After the disintegration of the Ottoman state and abolition of the Caliphate in 1922, the Republican Turkey led by the Young Turk movement sought to disentangle from its Ottoman past and create a secular multi-party democracy. The Young Turks perceived the Armenians not as partners but as rivals in the nation-building process. It took measures to erase the cultural identity of minority communities including Armenians. Prof. Ashwini Mahapatra suggested that the Turkish Republic is an artificial state based on the construction of mono-ethnic national identity in a multi-ethnic and multi-religious state. The political structure is officially democratic, however in reality it has shifted from military autocracy to civilian autocracy. Moreover, the state has been unable to resolve the dilemmas between secular state and deeply religious society. In terms of foreign policy, the artificial nature of the state is reflected in the contradictory diplomatic positioning vis-a-vis its neighbours as well as the US and Russia.

On the subject of genocide denial by Turkey, the republican regime selectively re-created its national history to reinforce the mono-ethnic Turkish identity in which other ethnic identities were forcefully integrated. The denial by Turkey to acknowlege the genocide should be seen in terms of identity dilemma stemming from the artificial nature of the Turkish state. The denial of the atrocities has been ingrained in the cultural psyche of Turkish citizens and it has shaped the current animosity between both states. The Turkish authorities regularly exercises press censorship to manipulate public opinion. Article 301 of the Turkish Criminal Code is regularly used to persecute and expel intellectuals. Diplomatically, Turkey has refused to recognise Armenia’s sovereignty after the establishment of state in 1991 and imposed land blockade. Armenia in the spirit of reconciliation has sought normalisation with Turkey without preconditions in 2008, however diplomatic efforts presently remains stalled. Armenia calls for acknowledgement of actions of past governments in the spirit of reconcilation to move forward which would bring stability in the region.

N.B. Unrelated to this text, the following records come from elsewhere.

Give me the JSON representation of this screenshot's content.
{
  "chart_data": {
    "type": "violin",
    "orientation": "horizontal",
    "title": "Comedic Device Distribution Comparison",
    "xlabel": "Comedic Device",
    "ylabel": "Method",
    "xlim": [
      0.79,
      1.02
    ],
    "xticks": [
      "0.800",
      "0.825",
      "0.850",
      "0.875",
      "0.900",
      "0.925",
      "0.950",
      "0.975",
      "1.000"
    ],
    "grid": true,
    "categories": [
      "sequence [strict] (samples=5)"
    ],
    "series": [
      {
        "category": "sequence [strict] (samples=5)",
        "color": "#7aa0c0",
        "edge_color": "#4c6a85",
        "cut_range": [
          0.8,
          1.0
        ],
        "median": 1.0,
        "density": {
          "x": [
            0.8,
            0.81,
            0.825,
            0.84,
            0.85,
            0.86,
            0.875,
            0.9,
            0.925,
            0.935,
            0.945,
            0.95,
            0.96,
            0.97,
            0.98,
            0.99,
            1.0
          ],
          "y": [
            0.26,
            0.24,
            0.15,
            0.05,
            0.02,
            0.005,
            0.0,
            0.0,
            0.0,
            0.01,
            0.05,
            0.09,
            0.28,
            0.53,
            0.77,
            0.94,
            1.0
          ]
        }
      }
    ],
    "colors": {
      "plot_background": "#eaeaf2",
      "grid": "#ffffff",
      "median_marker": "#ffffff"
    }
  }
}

Dr. Manukyan offered an interesting anecdote by suggesting that Turkey is paradoxically the first state to recognise the genocide after the military court in 1919 agreed that the deportations and killings of Armenians did not constitute military or disciplinary measures and penalised few culprits. The court also refuted the claim that it was local in nature. The verdict therefore reflects acknowledgement of the events which the present Turkish state continues to deny.